Sa'd İbn Ubâde radıyallahu anh’ın yanına gitti. Fe-câe bi-hubzin ve zeytin. Hubz ekmek, zeyt zeytinyağı.

Fe-câe geldi demek, ama -bi- [harfi cerri] ile kullanıldığı zaman, getirdi manasına geliyor.

Getirdi bu zat, ekmekle zeytinyağı getirdi Peygamber Efendimize. Peygamber Efendimiz de ekmekle zeytinyağını yedi. Fe-ekele. Efendimiz yedi.

Sümme kâle’n-nebiyyü sallallahu aleyhi ve selleme. Sonra Peygamber Efendimiz dedi ki;

Eftare‘ındekümü’s-sâimûne. Sizin yanınızda oruçlular iftar etsin inşallah.

Neden, neden böyle dua ediyor?

Çünkü oruçlunun sevabını hemen kazanacak, kaç kişi ise. On bir, on iki, on üç, on beş, on bir erkek, 9 kadın, 20 filan hepsinin sevabı geliyor.

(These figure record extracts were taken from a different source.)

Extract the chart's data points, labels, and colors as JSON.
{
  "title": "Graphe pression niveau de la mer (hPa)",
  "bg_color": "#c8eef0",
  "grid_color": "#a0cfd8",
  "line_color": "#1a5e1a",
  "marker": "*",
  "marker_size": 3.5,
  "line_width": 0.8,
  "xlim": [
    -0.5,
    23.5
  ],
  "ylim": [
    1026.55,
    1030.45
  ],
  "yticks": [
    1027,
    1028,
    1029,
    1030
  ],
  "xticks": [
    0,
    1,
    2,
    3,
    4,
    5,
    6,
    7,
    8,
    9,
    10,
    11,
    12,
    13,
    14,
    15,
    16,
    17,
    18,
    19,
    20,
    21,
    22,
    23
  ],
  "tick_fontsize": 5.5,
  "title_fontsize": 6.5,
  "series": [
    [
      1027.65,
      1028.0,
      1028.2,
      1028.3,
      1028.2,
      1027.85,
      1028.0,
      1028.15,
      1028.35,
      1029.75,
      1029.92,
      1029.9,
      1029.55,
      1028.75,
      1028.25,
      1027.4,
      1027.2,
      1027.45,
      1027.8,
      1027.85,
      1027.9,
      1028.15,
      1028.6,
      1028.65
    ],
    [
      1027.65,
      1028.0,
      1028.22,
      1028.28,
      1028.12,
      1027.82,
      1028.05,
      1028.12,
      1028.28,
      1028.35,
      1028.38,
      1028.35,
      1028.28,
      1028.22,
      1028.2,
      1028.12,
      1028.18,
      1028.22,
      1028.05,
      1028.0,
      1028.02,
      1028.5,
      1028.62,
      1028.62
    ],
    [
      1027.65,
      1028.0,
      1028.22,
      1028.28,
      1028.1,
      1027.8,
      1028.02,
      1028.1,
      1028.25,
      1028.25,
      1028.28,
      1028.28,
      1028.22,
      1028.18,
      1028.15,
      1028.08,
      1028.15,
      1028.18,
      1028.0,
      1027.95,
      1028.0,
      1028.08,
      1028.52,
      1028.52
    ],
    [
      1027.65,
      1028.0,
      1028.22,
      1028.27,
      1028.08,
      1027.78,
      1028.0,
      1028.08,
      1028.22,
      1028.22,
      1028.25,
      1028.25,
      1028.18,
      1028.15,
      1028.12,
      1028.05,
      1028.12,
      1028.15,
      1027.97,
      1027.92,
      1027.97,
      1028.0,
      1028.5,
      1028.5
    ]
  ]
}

Eftare‘ındekümü’s-sâimûne. Sizin yanınızda, evinizde oruçlular iftar etsin. Ve ekele ta’âmekümü’l-ebrâru. Yemeklerinizi iyi kullar yesin, salih kullar yesin.

Çünkü salih kul, dua eder, duası makbuldür, Allah’ın sevdiği kuludur. Kötü kul da karnı doyduktan sonra, ulan karnım doydu şimdi gideyim de biraz keyif yapayım nerede eğleneyim diye, yar bana bir eğlence diye, Karagöz’ün karagöz meydanına çıktığı gibi, aman aman diyerek böyle.

Ramazan’da çıkıyordu hep onlar buralarda hiç yok mu Hacivat Karagöz filan?

Sahnelere çıkıyorlardı, bağırıyorlardı beberuhu, belinde bıçak filan böyle.

Görmediniz mi siz onları?

Sahneye çıkıyor var mı bana yan bakan, yar bana bir eğlence aman aman diyor.

Ne bağırıyorsun diyor Hacivat yanına gidince pat diye bir tane patlatıyor.

Niye vuruyorsun diyor filan. Böyle bir şeyler, ramazanda gölge oyunları olurdu.

Yemeğinizi iyi kimseler yesin diyor. İyiler yiyince ibadet eder, o ibadet ettikçe sevap kazanır, dua eder, dua ettikçe sevap kazanır. Kötüler de günah işlerler, günaha vesile olmasın diye böyle diyor.

Ve sallet aleykümü’l-melâiketü. Melekler size dua eylesin.

Meleklerin duası kıymetli, çünkü onlar Allah’ın makbul kulları, onlar da dua etsin.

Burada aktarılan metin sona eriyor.